Soit. Mais, comment dissimuler le malaise (le terme est faible...) que suscitent une telle personnalisation et la mention - à quelle fin ? - de l’existence de cette orpheline ? En tout cas, peut-être les lectrices de Marie Claire auraient-elles voulu en savoir plus sur «Toutes à l’école». Or, si l’on se reporte au site de l’association, on est étonné de découvrir que la générosité (qu’il serait indécent de mettre en cause a priori...) revêt d’étranges atours. Non seulement le site reprend ce que l’on trouve dans le magazine (à moins que ce ne soit l’inverse...), mais trois des membres du bureau, Tina Kieffer comprise, sont journalistes à Marie Claire et se présentent comme telles. Quant à sa présidence, les statuts précisent en leur article 13 que « Le Président [Tina Kieffer] est nommé pour toute la durée de vie de l’association ».

Ce n’est pas tout. Tina Kieffer, s’est répandue dans un long éditorial grandiloquent destiné à produire un miracle aux dimensions planétaires :
«A Marie Claire, nous avons décidé de lancer cette idée. En vendant des roses partout en France (et demain à l’étranger, grâce à nos vingt-cinq éditions), nous allons financer des écoles et des bourses pour les filles. [...] Pas de doute, si la Journée de la femme devient la Journée internationale de la scolarisation des petites filles, si nous décidons, toutes et tous, de soutenir cette cause essentielle en offrant autant de roses que de brins de muguet le 1er mai, le miracle se produira. Les femmes de demain seront sauvées. Et aussi, un peu, le monde.» Un peu seulement ?

Comment taire les multiples questions que soulève la lecture des onze pages consacrées à cette opération bizarre qui mélange des genres difficilement compatibles : aide humanitaire, journalisme de connivence, promotion de la «marque» Marie Claire et de ... Tina Kieffer ?

D’opulents annonceurs et du journalisme au compte goutte

Les opérations de promotion de Marie Claire, le film documentaire et surtout l’aide humanitaire (dont les partenaires médias sont TF1, Chérie FM, L’Express), vont bénéficier d’importantes retombées presse, radio, télé pour rassurer les annonceurs et séduire de nouvelles lectrices.
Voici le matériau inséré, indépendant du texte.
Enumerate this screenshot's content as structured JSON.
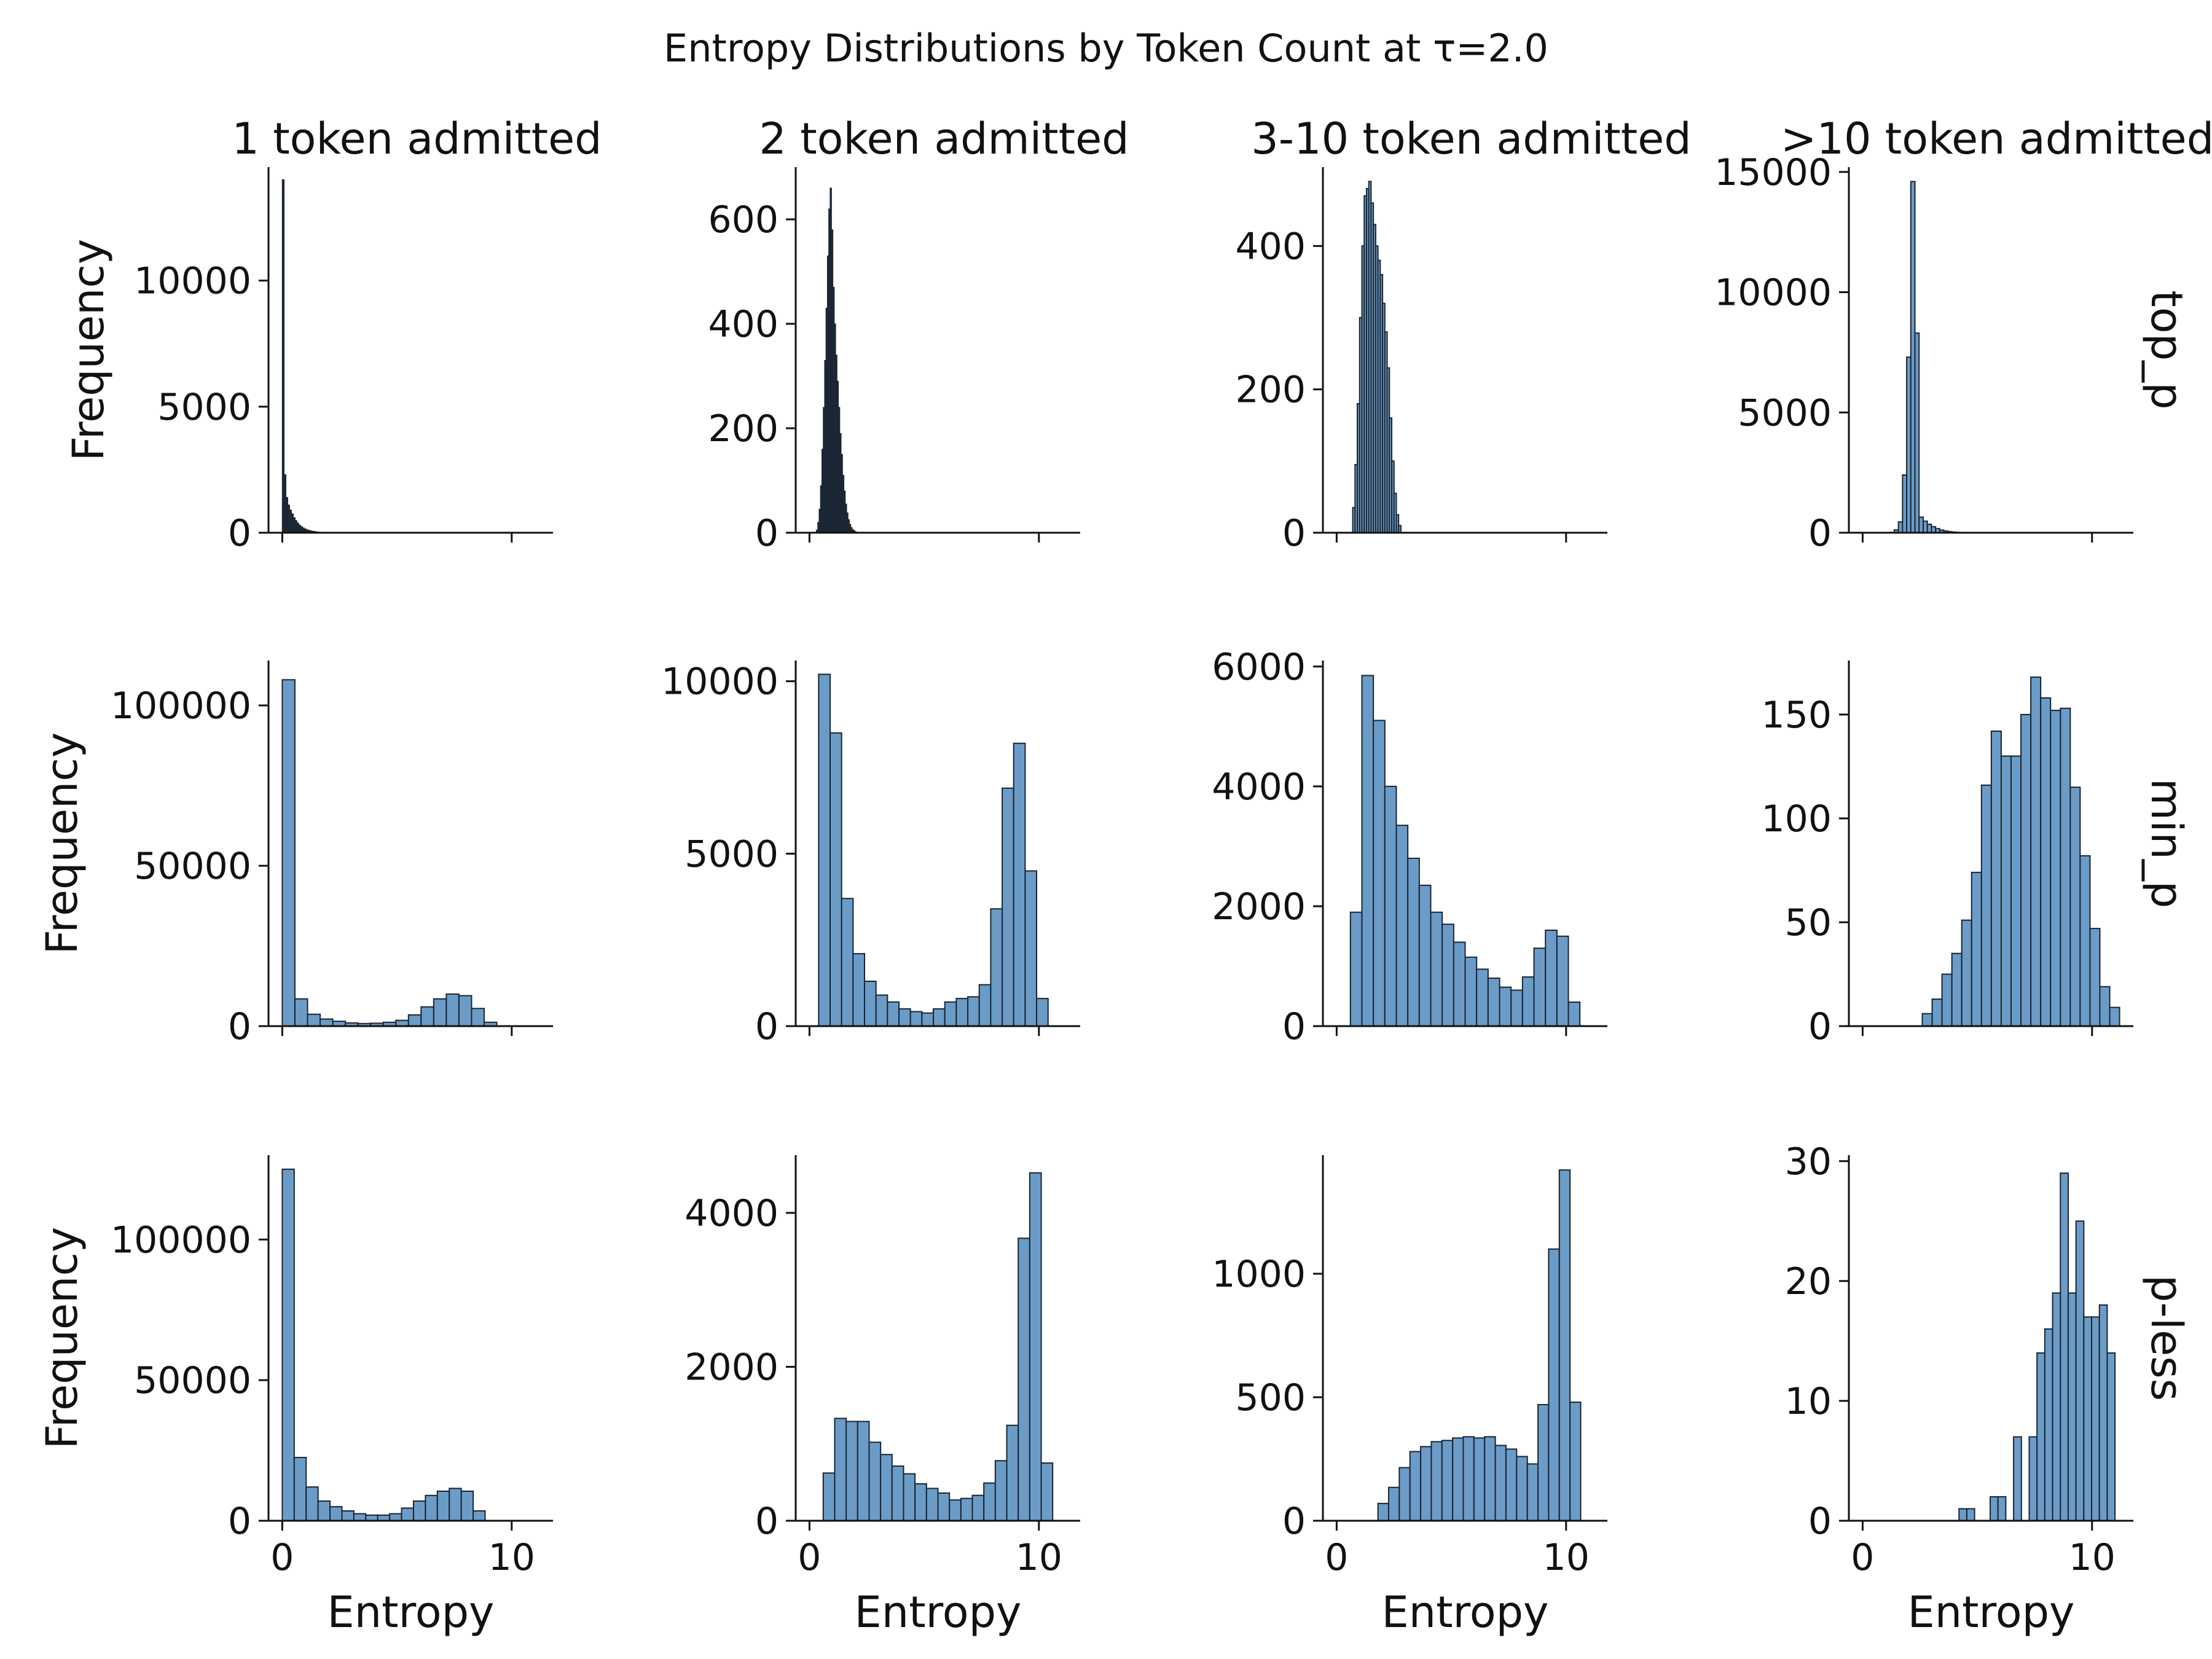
{
  "chart_data": {
    "type": "histogram-grid",
    "title": "Entropy Distributions by Token Count at τ=2.0",
    "column_titles": [
      "1 token admitted",
      "2 token admitted",
      "3-10 token admitted",
      ">10 token admitted"
    ],
    "row_labels": [
      "top_p",
      "min_p",
      "p-less"
    ],
    "ylabel": "Frequency",
    "xlabel": "Entropy",
    "x_ticks": [
      0,
      10
    ],
    "xlim": [
      -0.6,
      11.8
    ],
    "bar_color": "#6b9cc8",
    "dark_bar_color": "#1b2a3a",
    "edge_color": "#1a2430",
    "panels": [
      {
        "row": 0,
        "col": 0,
        "ylim": [
          0,
          14500
        ],
        "yticks": [
          0,
          5000,
          10000
        ],
        "dark": true,
        "bin_start": 0.0,
        "bin_width": 0.08,
        "values": [
          14000,
          2300,
          1400,
          1100,
          900,
          750,
          600,
          480,
          380,
          300,
          240,
          190,
          150,
          120,
          95,
          75,
          60,
          48,
          38,
          30,
          24,
          19,
          15,
          12,
          9,
          7,
          5,
          4,
          3,
          2,
          2,
          1,
          1,
          1,
          1
        ]
      },
      {
        "row": 0,
        "col": 1,
        "ylim": [
          0,
          700
        ],
        "yticks": [
          0,
          200,
          400,
          600
        ],
        "dark": true,
        "bin_start": 0.3,
        "bin_width": 0.06,
        "values": [
          5,
          20,
          45,
          90,
          160,
          240,
          330,
          430,
          530,
          620,
          660,
          580,
          470,
          400,
          340,
          290,
          240,
          190,
          150,
          110,
          80,
          55,
          38,
          25,
          16,
          10,
          6,
          4,
          2,
          1
        ]
      },
      {
        "row": 0,
        "col": 2,
        "ylim": [
          0,
          510
        ],
        "yticks": [
          0,
          200,
          400
        ],
        "dark": false,
        "bin_start": 0.7,
        "bin_width": 0.1,
        "values": [
          35,
          95,
          180,
          300,
          400,
          470,
          480,
          490,
          460,
          430,
          400,
          380,
          360,
          320,
          280,
          230,
          160,
          100,
          55,
          25,
          10
        ]
      },
      {
        "row": 0,
        "col": 3,
        "ylim": [
          0,
          15200
        ],
        "yticks": [
          0,
          5000,
          10000,
          15000
        ],
        "dark": false,
        "bin_start": 1.2,
        "bin_width": 0.18,
        "values": [
          15,
          120,
          450,
          2400,
          7300,
          14600,
          8300,
          650,
          480,
          350,
          250,
          170,
          110,
          70,
          45,
          25,
          15,
          10,
          5,
          3
        ]
      },
      {
        "row": 1,
        "col": 0,
        "ylim": [
          0,
          114000
        ],
        "yticks": [
          0,
          50000,
          100000
        ],
        "dark": false,
        "bin_start": 0.0,
        "bin_width": 0.55,
        "values": [
          108000,
          8500,
          3700,
          2200,
          1500,
          1000,
          800,
          900,
          1200,
          1800,
          3500,
          6000,
          8500,
          10000,
          9500,
          5500,
          1200
        ]
      },
      {
        "row": 1,
        "col": 1,
        "ylim": [
          0,
          10600
        ],
        "yticks": [
          0,
          5000,
          10000
        ],
        "dark": false,
        "bin_start": 0.4,
        "bin_width": 0.5,
        "values": [
          10200,
          8500,
          3700,
          2100,
          1300,
          900,
          700,
          500,
          420,
          380,
          500,
          700,
          800,
          850,
          1200,
          3400,
          6900,
          8200,
          4500,
          800
        ]
      },
      {
        "row": 1,
        "col": 2,
        "ylim": [
          0,
          6100
        ],
        "yticks": [
          0,
          2000,
          4000,
          6000
        ],
        "dark": false,
        "bin_start": 0.6,
        "bin_width": 0.5,
        "values": [
          1900,
          5850,
          5100,
          4000,
          3350,
          2800,
          2350,
          1900,
          1700,
          1400,
          1150,
          950,
          800,
          650,
          600,
          820,
          1300,
          1600,
          1500,
          400
        ]
      },
      {
        "row": 1,
        "col": 3,
        "ylim": [
          0,
          176
        ],
        "yticks": [
          0,
          50,
          100,
          150
        ],
        "dark": false,
        "bin_start": 2.6,
        "bin_width": 0.43,
        "values": [
          6,
          13,
          25,
          35,
          51,
          74,
          116,
          142,
          130,
          130,
          150,
          168,
          158,
          152,
          153,
          115,
          82,
          47,
          19,
          9
        ]
      },
      {
        "row": 2,
        "col": 0,
        "ylim": [
          0,
          130000
        ],
        "yticks": [
          0,
          50000,
          100000
        ],
        "dark": false,
        "bin_start": 0.0,
        "bin_width": 0.52,
        "values": [
          125000,
          22500,
          12000,
          7000,
          5000,
          3500,
          2500,
          2000,
          2000,
          2500,
          4500,
          7000,
          9000,
          10500,
          11500,
          10500,
          3500
        ]
      },
      {
        "row": 2,
        "col": 1,
        "ylim": [
          0,
          4750
        ],
        "yticks": [
          0,
          2000,
          4000
        ],
        "dark": false,
        "bin_start": 0.6,
        "bin_width": 0.5,
        "values": [
          620,
          1330,
          1290,
          1290,
          1020,
          860,
          710,
          610,
          480,
          420,
          360,
          270,
          290,
          330,
          490,
          780,
          1240,
          3670,
          4520,
          750
        ]
      },
      {
        "row": 2,
        "col": 2,
        "ylim": [
          0,
          1480
        ],
        "yticks": [
          0,
          500,
          1000
        ],
        "dark": false,
        "bin_start": 1.8,
        "bin_width": 0.465,
        "values": [
          70,
          135,
          215,
          280,
          300,
          320,
          325,
          335,
          340,
          335,
          340,
          305,
          290,
          260,
          230,
          470,
          1100,
          1420,
          480
        ]
      },
      {
        "row": 2,
        "col": 3,
        "ylim": [
          0,
          30.5
        ],
        "yticks": [
          0,
          10,
          20,
          30
        ],
        "dark": false,
        "bin_start": 4.2,
        "bin_width": 0.34,
        "values": [
          1,
          1,
          0,
          0,
          2,
          2,
          0,
          7,
          0,
          7,
          14,
          16,
          19,
          29,
          19,
          25,
          17,
          17,
          18,
          14
        ]
      }
    ]
  }
}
Mais que devient le journalisme dans tout cela ?
La composition du dernier numéro de Marie Claire (mars 2006) du journal est éloquente et stupéfiante.

Sur ses 342 pages, environ 150 sont consacrées à des publicités payantes, en double page ou sur la page de droite (chérie par les publicitaires), sans que la moindre mention « publicité » ne permette de les distinguer, sauf exception, des pages rédactionnelles. Tarif ? 33.000 euros la page, comme on peut l’apprendre sur le site du Groupe Marie Claire.
A ces 150 pages, il faut ajouter 107 pages destinées à divers produits de consommation qui garantissent une publicité déguisée à des marques diverses (mode, beauté, envies de, loisirs); Bref, hors publicité et consommation, il ne reste que 85 pages.
Mais si l’on ôte les pages consacrées au sommaire, à l’ours, à l’horoscope et à diverses broutilles, les 11 pages de promotion de «la rose Marie Claire» et le dossier de 10 pages d’article consacré aux produits amincissants, il n’en reste plus que 48, dont 8 pour les articles «people» (Lio et Jean-Luc Delarue) et 7 pour un article complètement photo.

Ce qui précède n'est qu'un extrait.